‘Grounded’ Rory set ‘to stay the course’
Page last updated at 12:08 am, Saturday, June 25th, 2011
Bangor PGA professional Bannon, who has coached McIlroy since he was eight, was among the millions of golf fans glued to their screens as he clinched a stunning eight shot victory at the Congressional Country Club near Washington DC.
McIlroy’s wire-to-wire triumph made him the youngest winner of the event since the great Bobby Jones in 1923 while his rounds of 65, 66, 68 and 69 saw a host of records tumble.
It has also prompted speculation about just what feats might lie in store for the talented Northern Irish player with many including Padraig Harrington already identifying him as the man to challenge Jack Nicklaus’s record haul of 18 major titles.
“Rory is very grounded, and won’t let any of the speculation or attention go to his head,” said Bannon. “He’s been used to it anyway as he’s handled it all his life and just takes it in his stride.
“Rory will continue to take it one tournament at a time. You can’t say definitively that someone is going to win 10, 14, or 18 majors, all you can say is he’s got the potential and Rory proved that with his performance in the US Open.”
The manner of McIlroy’s emphatic march to victory also erased memories of his back nine collapse at the Masters in April but Bannon insisted that was never a problem for the player.
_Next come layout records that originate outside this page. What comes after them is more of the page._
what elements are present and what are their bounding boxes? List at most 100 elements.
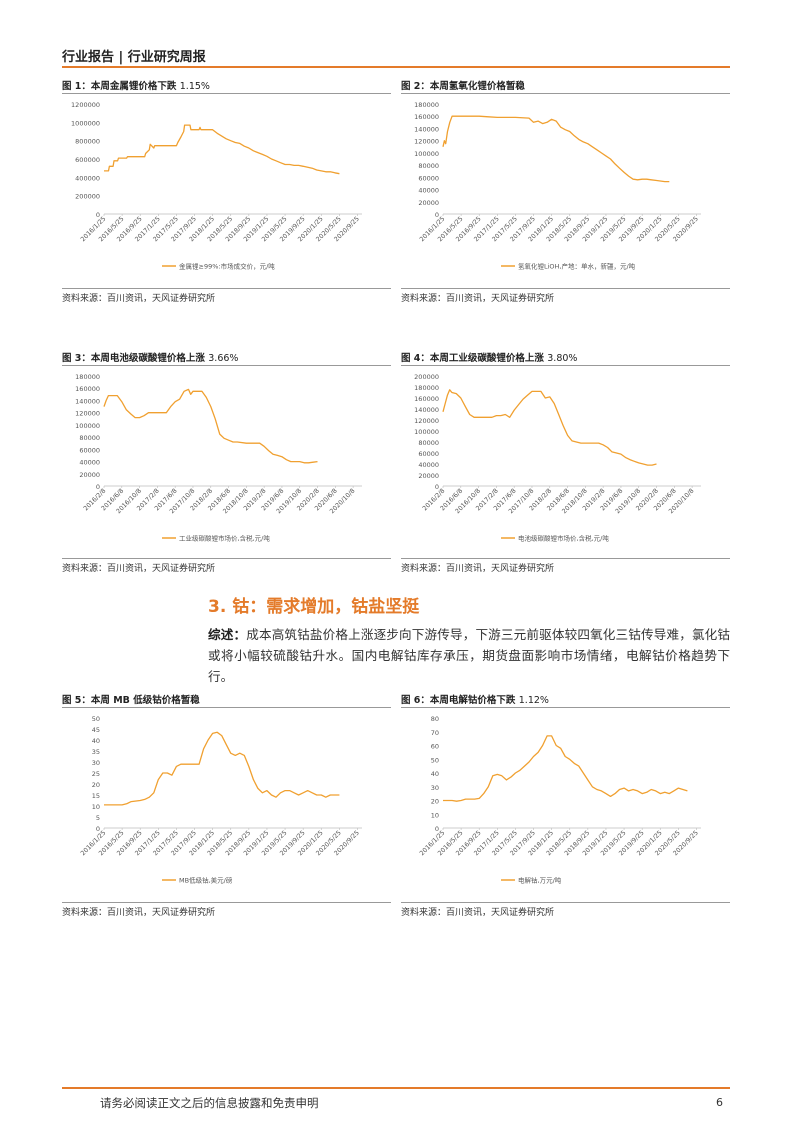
caption-value: 3.66% [208,353,239,364]
source-note: 资料来源：百川资讯，天风证券研究所 [62,908,216,918]
chart-caption: 图 1：本周金属锂价格下跌 1.15% [62,78,391,94]
y-tick-label: 40000 [418,461,439,469]
y-tick-label: 5 [96,814,100,822]
chart-caption: 图 2：本周氢氧化锂价格暂稳 [401,78,730,94]
source-rule [401,288,730,289]
y-tick-label: 10 [92,803,100,811]
y-tick-label: 20 [431,798,439,806]
y-tick-label: 30 [92,759,100,767]
caption-rule [62,365,391,366]
y-tick-label: 140000 [75,397,100,405]
line-chart: 051015202530354045502016/1/252016/5/2520… [80,715,362,885]
y-tick-label: 200000 [414,373,439,381]
y-tick-label: 40 [431,770,439,778]
y-tick-label: 1000000 [71,119,100,127]
y-tick-label: 45 [92,726,100,734]
report-header-title: 行业报告 | 行业研究周报 [62,50,206,65]
caption-prefix: 图 2： [401,81,430,92]
y-tick-label: 140000 [414,125,439,133]
y-tick-label: 80000 [79,434,100,442]
source-rule [401,902,730,903]
caption-prefix: 图 5： [62,695,91,706]
summary-lead: 综述： [208,627,247,642]
source-rule [401,558,730,559]
y-tick-label: 100000 [414,428,439,436]
y-tick-label: 40000 [418,187,439,195]
caption-title: 本周电解钴价格下跌 [429,695,516,706]
y-tick-label: 40 [92,737,100,745]
series-line [443,735,688,802]
series-line [104,124,340,175]
chart-caption: 图 6：本周电解钴价格下跌 1.12% [401,692,730,708]
y-tick-label: 100000 [75,422,100,430]
caption-rule [62,707,391,708]
legend-label: 电池级碳酸锂市场价,含税,元/吨 [518,534,609,543]
y-tick-label: 0 [435,211,439,219]
y-tick-label: 400000 [75,174,100,182]
y-tick-label: 35 [92,748,100,756]
source-note: 资料来源：百川资讯，天风证券研究所 [401,908,555,918]
source-note: 资料来源：百川资讯，天风证券研究所 [401,564,555,574]
summary-text: 成本高筑钴盐价格上涨逐步向下游传导，下游三元前驱体较四氧化三钴传导难，氯化钴或将… [208,627,731,684]
caption-title: 本周金属锂价格下跌 [90,81,177,92]
legend-label: 工业级碳酸锂市场价,含税,元/吨 [179,534,270,543]
y-tick-label: 50 [92,715,100,723]
footer-rule [62,1087,730,1089]
y-tick-label: 70 [431,729,439,737]
caption-rule [401,707,730,708]
legend-label: 金属锂≥99%:市场成交价，元/吨 [179,262,275,271]
source-note: 资料来源：百川资讯，天风证券研究所 [62,294,216,304]
y-tick-label: 180000 [414,384,439,392]
line-chart: 0200000400000600000800000100000012000002… [71,101,362,271]
series-line [103,388,318,464]
y-tick-label: 25 [92,770,100,778]
y-tick-label: 120000 [75,410,100,418]
caption-prefix: 图 4： [401,353,430,364]
y-tick-label: 120000 [414,138,439,146]
series-line [104,731,340,806]
y-tick-label: 800000 [75,138,100,146]
y-tick-label: 0 [435,483,439,491]
y-tick-label: 20000 [79,471,100,479]
legend-label: 氢氧化锂LiOH,产地：单水，新疆，元/吨 [518,262,636,271]
line-chart: 010203040506070802016/1/252016/5/252016/… [419,715,701,885]
y-tick-label: 20000 [418,199,439,207]
source-rule [62,902,391,903]
caption-value: 1.15% [179,81,210,92]
section-summary: 综述：成本高筑钴盐价格上涨逐步向下游传导，下游三元前驱体较四氧化三钴传导难，氯化… [208,624,730,687]
chart-caption: 图 3：本周电池级碳酸锂价格上涨 3.66% [62,350,391,366]
y-tick-label: 20 [92,781,100,789]
y-tick-label: 1200000 [71,101,100,109]
source-rule [62,288,391,289]
line-chart: 0 20000 40000 60000 80000 100000 120000 140000 1… [414,101,701,271]
caption-prefix: 图 6： [401,695,430,706]
series-line [442,115,670,183]
caption-prefix: 图 3： [62,353,91,364]
chart-caption: 图 4：本周工业级碳酸锂价格上涨 3.80% [401,350,730,366]
legend-label: MB低级钴,美元/磅 [179,876,233,885]
header-rule [62,66,730,68]
y-tick-label: 120000 [414,417,439,425]
section-heading: 3. 钴：需求增加，钴盐坚挺 [208,597,420,617]
y-tick-label: 50 [431,756,439,764]
chart-caption: 图 5：本周 MB 低级钴价格暂稳 [62,692,391,708]
caption-title: 本周工业级碳酸锂价格上涨 [429,353,544,364]
legend-label: 电解钴,万元/吨 [518,876,562,885]
caption-value: 1.12% [518,695,549,706]
y-tick-label: 80000 [418,162,439,170]
line-chart: 0 20000 40000 60000 80000 100000 120000 140000 1… [75,373,362,543]
y-tick-label: 0 [96,211,100,219]
y-tick-label: 160000 [414,113,439,121]
y-tick-label: 60000 [79,446,100,454]
y-tick-label: 140000 [414,406,439,414]
caption-rule [62,93,391,94]
page-number: 6 [716,1096,723,1109]
source-note: 资料来源：百川资讯，天风证券研究所 [62,564,216,574]
y-tick-label: 600000 [75,156,100,164]
y-tick-label: 40000 [79,459,100,467]
y-tick-label: 20000 [418,472,439,480]
y-tick-label: 0 [435,825,439,833]
y-tick-label: 200000 [75,193,100,201]
caption-title: 本周 MB 低级钴价格暂稳 [90,695,200,706]
y-tick-label: 60000 [418,450,439,458]
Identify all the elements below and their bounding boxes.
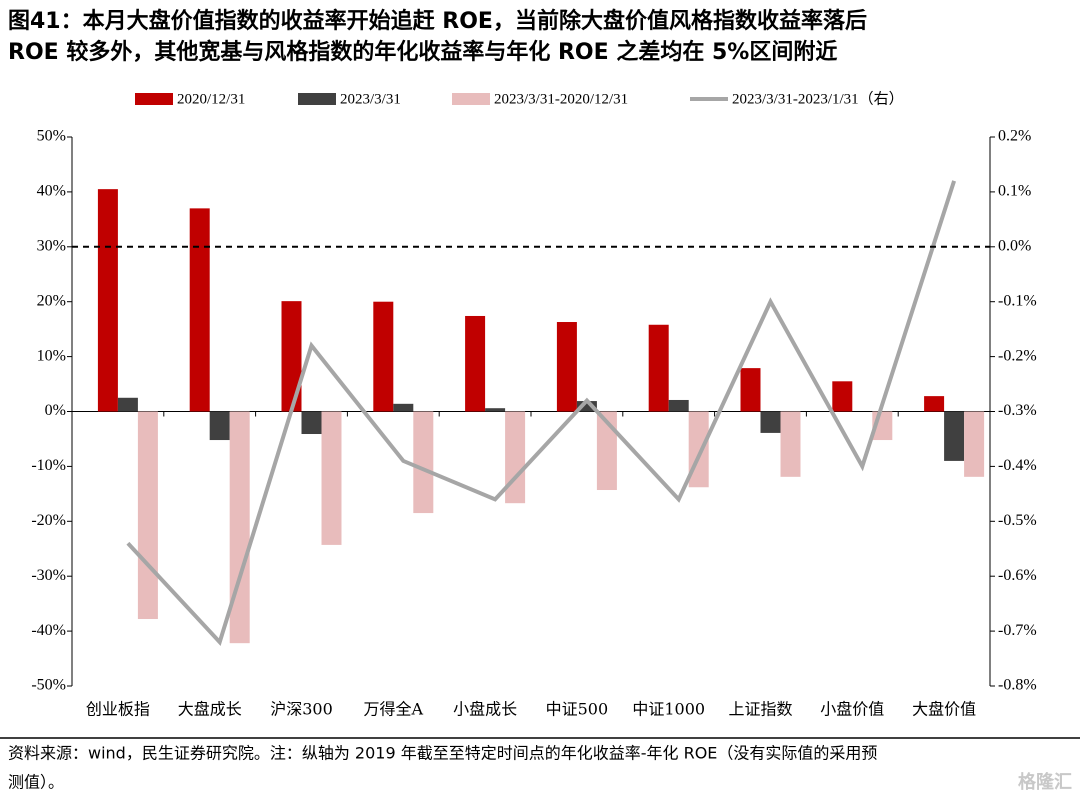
legend-swatch xyxy=(135,93,173,105)
x-tick-label: 大盘成长 xyxy=(178,700,242,719)
bar xyxy=(209,411,230,441)
legend-swatch xyxy=(452,93,490,105)
bar xyxy=(576,401,597,412)
y-tick-label: 50% xyxy=(37,128,66,145)
bar xyxy=(485,408,506,412)
x-tick-label: 中证1000 xyxy=(632,700,705,719)
bar xyxy=(229,411,250,644)
bar xyxy=(97,189,118,412)
bar xyxy=(393,403,414,412)
bar xyxy=(668,399,689,412)
bar xyxy=(648,324,669,412)
y-tick-label: 40% xyxy=(37,183,66,200)
bar xyxy=(281,301,302,412)
bar xyxy=(465,315,486,412)
bar xyxy=(373,301,394,412)
y-tick-label: -10% xyxy=(31,457,66,474)
y-tick-label: 10% xyxy=(37,347,66,364)
bar xyxy=(924,396,945,412)
bar xyxy=(760,411,781,433)
legend-label: 2023/3/31 xyxy=(340,91,401,107)
y2-tick-label: 0.0% xyxy=(998,237,1031,254)
line xyxy=(126,180,957,646)
y2-tick-label: 0.2% xyxy=(998,128,1031,145)
watermark: 格隆汇 xyxy=(1018,771,1072,793)
x-tick-label: 沪深300 xyxy=(270,700,333,719)
y2-tick-label: -0.4% xyxy=(998,457,1037,474)
bar xyxy=(117,397,138,412)
source-note: 测值）。 xyxy=(8,773,64,792)
y-tick-label: 20% xyxy=(37,292,66,309)
y2-tick-label: -0.2% xyxy=(998,347,1037,364)
legend-label: 2020/12/31 xyxy=(177,91,245,107)
x-tick-label: 上证指数 xyxy=(728,700,792,719)
x-tick-label: 创业板指 xyxy=(86,700,150,719)
y-tick-label: -50% xyxy=(31,677,66,694)
source-note: 资料来源：wind，民生证券研究院。注：纵轴为 2019 年截至至特定时间点的年… xyxy=(8,744,877,763)
bar xyxy=(944,411,965,461)
bar xyxy=(596,411,617,491)
y2-tick-label: -0.8% xyxy=(998,677,1037,694)
bar xyxy=(780,411,801,477)
chart-title: 图41：本月大盘价值指数的收益率开始追赶 ROE，当前除大盘价值风格指数收益率落… xyxy=(8,8,867,34)
y2-tick-label: -0.5% xyxy=(998,512,1037,529)
y2-tick-label: -0.6% xyxy=(998,567,1037,584)
bar xyxy=(301,411,322,435)
y-tick-label: -40% xyxy=(31,622,66,639)
y-tick-label: -30% xyxy=(31,567,66,584)
bar xyxy=(964,411,985,477)
y-tick-label: 30% xyxy=(37,237,66,254)
y2-tick-label: -0.1% xyxy=(998,292,1037,309)
legend-label: 2023/3/31-2020/12/31 xyxy=(494,91,628,107)
y2-tick-label: 0.1% xyxy=(998,183,1031,200)
y-tick-label: 0% xyxy=(45,402,66,419)
bar xyxy=(505,411,526,504)
bar xyxy=(137,411,158,620)
legend-swatch xyxy=(298,93,336,105)
bar xyxy=(413,411,434,514)
y2-tick-label: -0.7% xyxy=(998,622,1037,639)
bar xyxy=(832,381,853,412)
bar xyxy=(556,322,577,412)
x-tick-label: 小盘价值 xyxy=(820,700,884,719)
x-tick-label: 万得全A xyxy=(364,700,424,719)
x-tick-label: 小盘成长 xyxy=(453,700,517,719)
x-tick-label: 中证500 xyxy=(546,700,609,719)
bar xyxy=(189,208,210,412)
legend-label: 2023/3/31-2023/1/31（右） xyxy=(732,90,904,107)
y2-tick-label: -0.3% xyxy=(998,402,1037,419)
bar xyxy=(740,368,761,412)
bar xyxy=(321,411,342,545)
x-tick-label: 大盘价值 xyxy=(912,700,976,719)
y-tick-label: -20% xyxy=(31,512,66,529)
chart-title: ROE 较多外，其他宽基与风格指数的年化收益率与年化 ROE 之差均在 5%区间… xyxy=(8,39,837,65)
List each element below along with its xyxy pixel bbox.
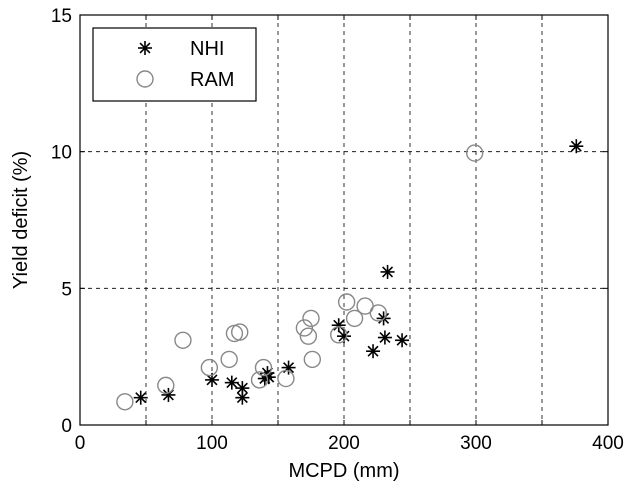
legend-box: [92, 27, 257, 102]
data-point-ram: [330, 326, 348, 344]
data-point-nhi: [395, 333, 410, 348]
y-tick-label: 10: [51, 143, 72, 164]
data-point-ram: [277, 369, 295, 388]
data-point-ram: [250, 371, 269, 389]
y-tick-label: 5: [61, 279, 72, 300]
y-axis-label: Yield deficit (%): [10, 151, 32, 289]
legend-label-ram: RAM: [190, 69, 234, 91]
data-point-ram: [231, 323, 249, 341]
data-point-ram: [174, 331, 192, 349]
data-point-nhi: [133, 390, 148, 405]
data-point-ram: [116, 393, 134, 411]
data-point-ram: [345, 309, 364, 328]
legend-label-nhi: NHI: [190, 38, 224, 60]
data-points: [116, 139, 584, 411]
series-ram: [116, 144, 484, 411]
x-tick-label: 400: [592, 433, 624, 454]
data-point-ram: [295, 319, 314, 337]
data-point-ram: [225, 324, 244, 343]
data-point-nhi: [161, 387, 176, 402]
y-tick-label: 15: [51, 6, 72, 27]
data-point-nhi: [331, 318, 346, 333]
data-point-ram: [337, 293, 356, 311]
data-point-ram: [369, 304, 388, 322]
data-point-nhi: [569, 139, 584, 154]
data-point-ram: [302, 309, 320, 328]
legend-marker-ram: [136, 70, 154, 88]
data-point-ram: [465, 144, 484, 162]
data-point-ram: [157, 376, 175, 395]
data-point-ram: [303, 350, 322, 369]
data-point-nhi: [261, 370, 276, 385]
legend: NHI RAM: [92, 27, 257, 102]
y-tick-label: 0: [61, 416, 72, 437]
x-tick-label: 100: [196, 433, 228, 454]
axis-ticks: 0 100 200 300 400 0 5 10 15: [51, 6, 624, 454]
data-point-nhi: [281, 360, 296, 375]
x-tick-label: 200: [328, 433, 360, 454]
data-point-nhi: [380, 264, 395, 279]
data-point-nhi: [377, 330, 392, 345]
legend-marker-nhi: [138, 41, 152, 55]
data-point-ram: [220, 350, 238, 369]
data-point-nhi: [366, 344, 381, 359]
grid-lines: [80, 15, 608, 425]
x-tick-label: 300: [460, 433, 492, 454]
data-point-nhi: [224, 375, 239, 390]
data-point-ram: [299, 327, 318, 345]
data-point-ram: [254, 358, 273, 377]
x-axis-label: MCPD (mm): [288, 460, 399, 482]
data-point-nhi: [235, 390, 250, 405]
data-point-ram: [200, 358, 219, 377]
x-tick-label: 0: [75, 433, 86, 454]
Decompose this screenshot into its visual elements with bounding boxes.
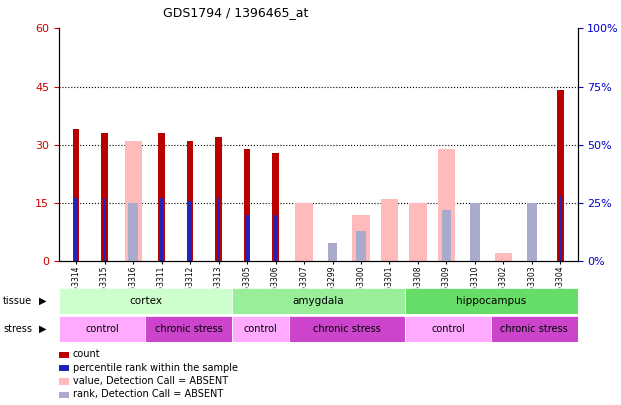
Bar xyxy=(381,199,398,261)
Bar xyxy=(495,254,512,261)
Text: rank, Detection Call = ABSENT: rank, Detection Call = ABSENT xyxy=(73,390,223,399)
Text: value, Detection Call = ABSENT: value, Detection Call = ABSENT xyxy=(73,376,228,386)
Bar xyxy=(353,215,369,261)
Bar xyxy=(557,90,564,261)
Bar xyxy=(559,196,562,261)
Text: cortex: cortex xyxy=(129,296,162,306)
Bar xyxy=(244,149,250,261)
Bar xyxy=(328,243,337,261)
Bar xyxy=(188,201,192,261)
Bar xyxy=(73,129,79,261)
Bar xyxy=(470,203,479,261)
Bar xyxy=(289,316,405,342)
Bar xyxy=(245,215,249,261)
Text: control: control xyxy=(431,324,465,334)
Bar xyxy=(75,198,78,261)
Bar xyxy=(296,203,312,261)
Bar xyxy=(103,198,106,261)
Bar xyxy=(274,215,277,261)
Text: hippocampus: hippocampus xyxy=(456,296,526,306)
Bar xyxy=(101,133,108,261)
Bar xyxy=(272,153,279,261)
Text: control: control xyxy=(244,324,278,334)
Bar xyxy=(158,133,165,261)
Text: percentile rank within the sample: percentile rank within the sample xyxy=(73,363,238,373)
Bar xyxy=(405,316,491,342)
Bar xyxy=(59,288,232,314)
Bar xyxy=(145,316,232,342)
Bar xyxy=(59,316,145,342)
Bar xyxy=(527,203,537,261)
Text: ▶: ▶ xyxy=(39,296,47,306)
Text: GDS1794 / 1396465_at: GDS1794 / 1396465_at xyxy=(163,6,309,19)
Bar xyxy=(125,141,142,261)
Text: tissue: tissue xyxy=(3,296,32,306)
Text: amygdala: amygdala xyxy=(292,296,344,306)
Text: chronic stress: chronic stress xyxy=(155,324,222,334)
Bar xyxy=(409,203,427,261)
Bar xyxy=(232,316,289,342)
Bar xyxy=(215,137,222,261)
Bar xyxy=(187,141,193,261)
Bar xyxy=(438,149,455,261)
Text: control: control xyxy=(85,324,119,334)
Bar xyxy=(160,198,163,261)
Bar xyxy=(405,288,578,314)
Text: chronic stress: chronic stress xyxy=(313,324,381,334)
Bar xyxy=(356,231,366,261)
Text: stress: stress xyxy=(3,324,32,334)
Text: count: count xyxy=(73,350,100,359)
Text: ▶: ▶ xyxy=(39,324,47,334)
Bar xyxy=(232,288,405,314)
Bar xyxy=(491,316,578,342)
Bar xyxy=(217,198,220,261)
Bar xyxy=(129,203,138,261)
Bar xyxy=(442,210,451,261)
Text: chronic stress: chronic stress xyxy=(501,324,568,334)
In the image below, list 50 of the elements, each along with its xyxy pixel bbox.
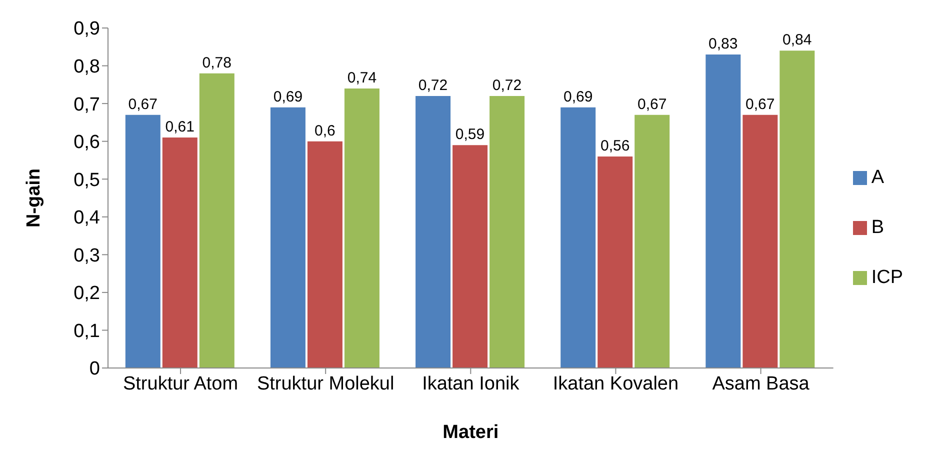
x-axis-title: Materi: [442, 422, 499, 443]
x-tick-label: Ikatan Kovalen: [552, 373, 679, 394]
x-tick-label: Asam Basa: [712, 373, 810, 394]
y-tick-label: 0,1: [74, 320, 100, 342]
legend-label: A: [871, 167, 884, 188]
bar: [416, 96, 451, 368]
bar: [780, 50, 815, 368]
data-label: 0,78: [202, 54, 232, 72]
bar: [560, 107, 596, 368]
bar: [344, 88, 380, 368]
y-tick-label: 0,7: [74, 94, 100, 116]
data-label: 0,72: [492, 77, 522, 94]
data-label: 0,69: [563, 88, 593, 106]
y-tick-label: 0: [89, 358, 100, 380]
bar: [452, 145, 488, 368]
bar: [125, 114, 160, 368]
data-label: 0,83: [708, 35, 738, 52]
y-tick-label: 0,8: [74, 56, 100, 78]
y-tick-label: 0,3: [74, 245, 100, 266]
data-label: 0,67: [637, 96, 667, 113]
bar: [307, 141, 342, 368]
y-tick-label: 0,5: [74, 170, 100, 191]
data-label: 0,6: [314, 122, 336, 140]
bar: [706, 54, 741, 368]
bar: [270, 107, 306, 368]
legend-label: ICP: [871, 267, 903, 288]
data-label: 0,56: [600, 137, 630, 154]
x-tick-label: Struktur Atom: [122, 373, 238, 394]
bar: [634, 114, 670, 368]
bar: [742, 114, 778, 368]
y-tick-label: 0,9: [74, 18, 100, 40]
data-label: 0,59: [455, 126, 485, 144]
x-tick-label: Ikatan Ionik: [422, 373, 520, 394]
data-label: 0,67: [128, 96, 158, 113]
data-label: 0,84: [782, 32, 812, 49]
y-tick-label: 0,2: [74, 283, 100, 304]
y-tick-label: 0,4: [74, 208, 100, 229]
data-label: 0,61: [165, 118, 195, 136]
data-label: 0,67: [746, 96, 775, 113]
bar: [598, 156, 633, 368]
bar: [490, 96, 525, 368]
y-axis-title: N-gain: [24, 168, 45, 228]
x-tick-label: Struktur Molekul: [256, 373, 394, 394]
bar: [162, 138, 198, 368]
data-label: 0,72: [418, 77, 448, 94]
data-label: 0,74: [347, 69, 377, 86]
legend-label: B: [871, 217, 884, 238]
data-label: 0,69: [273, 88, 303, 106]
bar: [199, 73, 234, 368]
y-tick-label: 0,6: [74, 132, 100, 154]
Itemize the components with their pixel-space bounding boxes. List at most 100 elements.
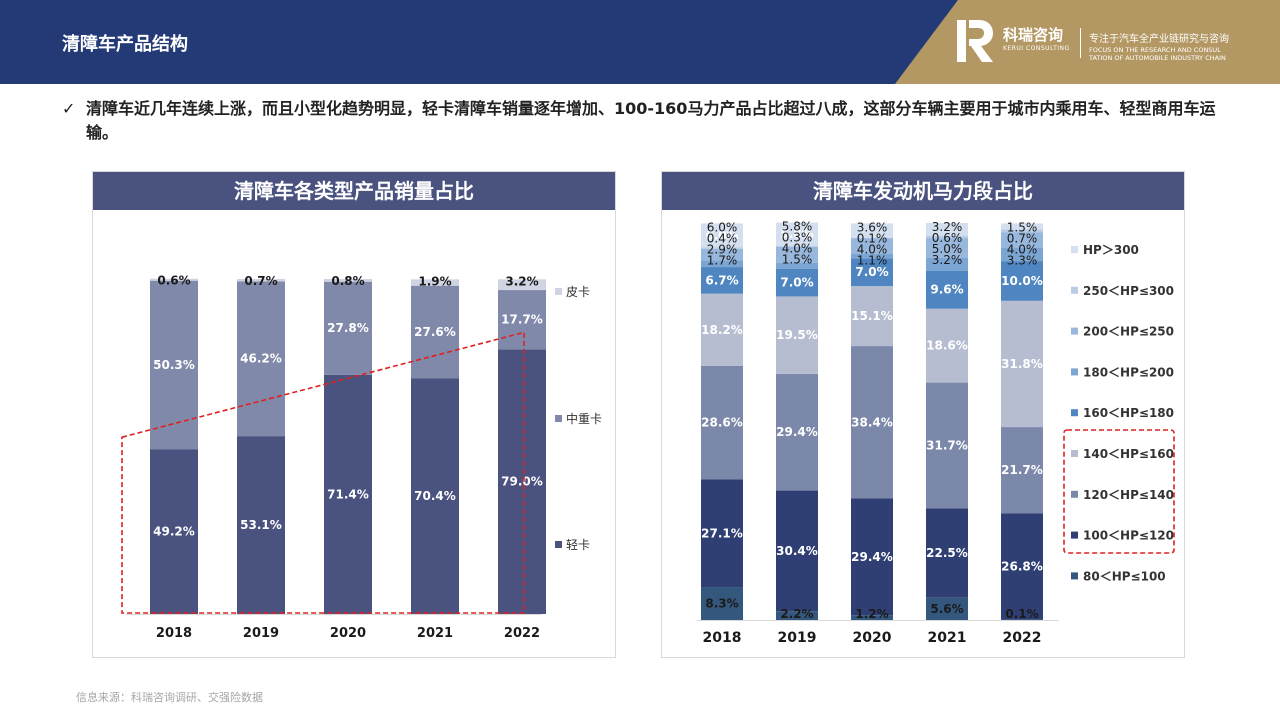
data-label: 8.3% — [705, 597, 738, 611]
data-label: 27.8% — [327, 321, 369, 335]
data-label: 31.7% — [926, 439, 968, 453]
bar-segment-HP＞300-2018 — [701, 223, 743, 248]
data-label: 1.5% — [782, 253, 813, 267]
data-label: 19.5% — [776, 328, 818, 342]
legend-swatch — [1071, 327, 1078, 335]
legend-swatch — [1071, 286, 1078, 294]
bar-segment-200＜HP≤250-2019 — [776, 246, 818, 263]
bar-segment-HP＞300-2022 — [1001, 223, 1043, 230]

“He moved on very quickly from what happened at the Masters. He has got good people around him like Stuart Cage and Andrew Chandler and when something goes wrong, he says; right, how do I change this, and we just take the positives out of it and put together some strategies for next time.”
Bannon was impressed by the confident tone McIlroy struck when talking to him throughout the tournament but had been buoyed by seeing him in practice before he even arrived at the US Open.
“He was just flushing it, it was like get your house on him winning,” added Bannon. “When he starts doing that, coupled with putting improvements he is unstoppable. And my thoughts from talking to him during the tournament were that he was going to win, especially before the last round, it was in his mind and he said I’m going to do this.
“When he plays to his best it’s like he’s playing a different course. It’s like that with all the top players, they make the game look easy and it was like that with Rory except no-one else was doing what he was doing!”
Among the things that impressed Bannon were McIlroy’s putting and his ability to shape the ball.
“The course suited his game, it required a high carrying ball flight with a lot of right to left which is his strength. But we’ve also been working on making his swing more neutral, people say his stock shot is a right to left draw, which it is, but he can hit any shot he wants and he hit quite a few fades into pins and was able to move the ball around at Congressional.
“The other thing was his putting. You’ve got to hole putts and the big thing for me was that he looked like he was going to hole putts.”
In a bid to encourage more golfers to take lessons from PGA professionals, the PGA has launched a TV advertising campaign with Ryder Cup winning captain Colin Montgomerie.
The advert, screened for the first time during on Sky Sports’ US Open coverage, highlights the role played by PGA professionals in the careers of the players involved in Europe’s stunning success at the Celtic Manor Resort.
Golfers see Montgomerie describing the importance of the team ethic in Europe’s victory over the United States before telling viewers to develop their own winning games by receiving coaching from a PGA professional.
“Every player on the European team has been coached and mentored by a PGA member throughout their golfing career,” Montgomerie says in the advert, adding, “If you want a winning game then see a PGA professional.”